Only 4% of cases of elder abuse are actually reported, according to the World Health Organisation.

“Governments need to acknowledge that elder abuse exists and ensure that laws are in place and used to prosecute perpetrators,” said Georgina Veitch, the global adviser on violence and gender equality for HelpAge International.

Often the abuse is tolerated as older people who have been disproportionately hit by the financial impact of the pandemic are reliant on relatives for support. Those living in low- and middle-income countries are worst affected, especially women who were already socially and economically disadvantaged before the pandemic.

In India, a former school teacher in Bihar told how her income dried up as private tuition was suspended because of the pandemic.

Namita Mishra, 67, told a helpline for older people: “I can’t afford any rent, so I stay with my relatives who verbally abuse me. I have become a skeleton as I eat less in order to save food. I feel depressed and lonely as there is nobody to talk to and listen to me.”

There is no universal social security system in India and most older people have to work. But across the country, 65% of older people have lost their livelihoods and income due to lockdown, according to a survey of 5 099 people aged 60 carried out across 17 states. About 61% of those affected were from rural areas compared with 39% from cities. Regarding health, 62% of respondents reported suffering from chronic diseases and 42% reported a worsening health condition due to lockdown.

Rohit Prasad, the chief operating officer of HelpAge India, said older people risk being forgotten. “Most of them are unskilled, casual workers who earn a meagre daily wage to survive.

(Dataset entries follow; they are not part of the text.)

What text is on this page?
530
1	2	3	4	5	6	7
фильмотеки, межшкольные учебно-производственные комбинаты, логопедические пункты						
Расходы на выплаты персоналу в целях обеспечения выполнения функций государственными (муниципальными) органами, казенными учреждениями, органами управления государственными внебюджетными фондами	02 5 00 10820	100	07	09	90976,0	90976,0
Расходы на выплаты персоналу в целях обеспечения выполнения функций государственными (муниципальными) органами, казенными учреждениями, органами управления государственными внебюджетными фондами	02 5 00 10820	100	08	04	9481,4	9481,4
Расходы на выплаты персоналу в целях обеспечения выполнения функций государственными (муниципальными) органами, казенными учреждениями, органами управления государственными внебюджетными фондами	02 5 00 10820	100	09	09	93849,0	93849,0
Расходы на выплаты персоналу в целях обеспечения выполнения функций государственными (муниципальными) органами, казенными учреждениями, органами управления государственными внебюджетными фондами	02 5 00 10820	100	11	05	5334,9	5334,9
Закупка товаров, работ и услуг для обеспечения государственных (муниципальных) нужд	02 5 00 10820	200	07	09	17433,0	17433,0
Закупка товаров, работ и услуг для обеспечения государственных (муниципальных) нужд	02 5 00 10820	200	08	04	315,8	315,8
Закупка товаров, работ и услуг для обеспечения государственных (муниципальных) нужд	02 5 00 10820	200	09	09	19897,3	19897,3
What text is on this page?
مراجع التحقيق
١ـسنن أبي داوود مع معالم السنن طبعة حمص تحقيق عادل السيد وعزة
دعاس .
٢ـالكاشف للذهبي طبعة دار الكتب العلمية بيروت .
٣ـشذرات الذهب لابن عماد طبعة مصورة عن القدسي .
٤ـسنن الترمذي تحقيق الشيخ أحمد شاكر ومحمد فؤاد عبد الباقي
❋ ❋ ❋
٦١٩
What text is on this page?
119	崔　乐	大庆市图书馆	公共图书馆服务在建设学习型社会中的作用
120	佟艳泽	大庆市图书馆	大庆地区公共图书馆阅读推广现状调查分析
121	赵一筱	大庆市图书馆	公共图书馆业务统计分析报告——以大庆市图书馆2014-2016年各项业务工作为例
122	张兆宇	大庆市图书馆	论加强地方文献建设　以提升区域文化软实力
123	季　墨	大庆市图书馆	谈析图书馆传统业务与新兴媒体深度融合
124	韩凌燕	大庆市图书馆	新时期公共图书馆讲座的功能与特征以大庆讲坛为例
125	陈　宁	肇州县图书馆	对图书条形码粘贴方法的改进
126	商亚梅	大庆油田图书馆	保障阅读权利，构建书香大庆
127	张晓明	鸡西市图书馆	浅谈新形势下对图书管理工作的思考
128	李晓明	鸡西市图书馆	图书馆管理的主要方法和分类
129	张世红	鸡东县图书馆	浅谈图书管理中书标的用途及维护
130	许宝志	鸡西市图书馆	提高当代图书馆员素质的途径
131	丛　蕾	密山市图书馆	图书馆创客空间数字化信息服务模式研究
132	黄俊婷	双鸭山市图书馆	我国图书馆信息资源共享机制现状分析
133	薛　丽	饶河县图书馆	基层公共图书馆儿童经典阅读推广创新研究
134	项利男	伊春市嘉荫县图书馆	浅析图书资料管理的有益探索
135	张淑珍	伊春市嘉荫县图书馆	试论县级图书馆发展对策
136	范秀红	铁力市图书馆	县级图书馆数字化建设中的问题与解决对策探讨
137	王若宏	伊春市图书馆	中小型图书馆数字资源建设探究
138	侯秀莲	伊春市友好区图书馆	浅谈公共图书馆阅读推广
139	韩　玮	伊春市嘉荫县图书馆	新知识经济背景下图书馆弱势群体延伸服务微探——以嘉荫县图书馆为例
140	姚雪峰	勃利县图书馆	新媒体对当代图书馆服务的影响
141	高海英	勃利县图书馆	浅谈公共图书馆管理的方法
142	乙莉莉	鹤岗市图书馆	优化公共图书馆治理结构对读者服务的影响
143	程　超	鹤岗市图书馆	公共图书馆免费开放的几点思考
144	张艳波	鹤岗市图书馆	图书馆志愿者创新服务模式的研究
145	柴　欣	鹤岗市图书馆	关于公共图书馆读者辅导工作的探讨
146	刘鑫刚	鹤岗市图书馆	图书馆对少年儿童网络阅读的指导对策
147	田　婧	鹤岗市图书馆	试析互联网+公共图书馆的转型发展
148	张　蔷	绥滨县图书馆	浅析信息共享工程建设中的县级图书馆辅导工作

These people were hit hard by lockdown … a coordinated action play by the government [is needed].”

The charity says it is vital governments do not discriminate against older people and put them at further risk of ill-health as strategies to exit lockdown are devised.

It raised concerns that people over 65 have been forbidden to leave their homes in places including Tunisia, Azerbaijan and many areas of Russia.

“Any measures to take us out of lockdown that restrict our rights must be based on scientific and medical evidence, not on age,” said Bridget Sleap, a policy adviser at HelpAge.

She added: “Containing the spread of the virus is a legitimate aim but we must not use a sledgehammer to crack a nut. Long periods of isolation are dangerous for older people’s physical and mental health.”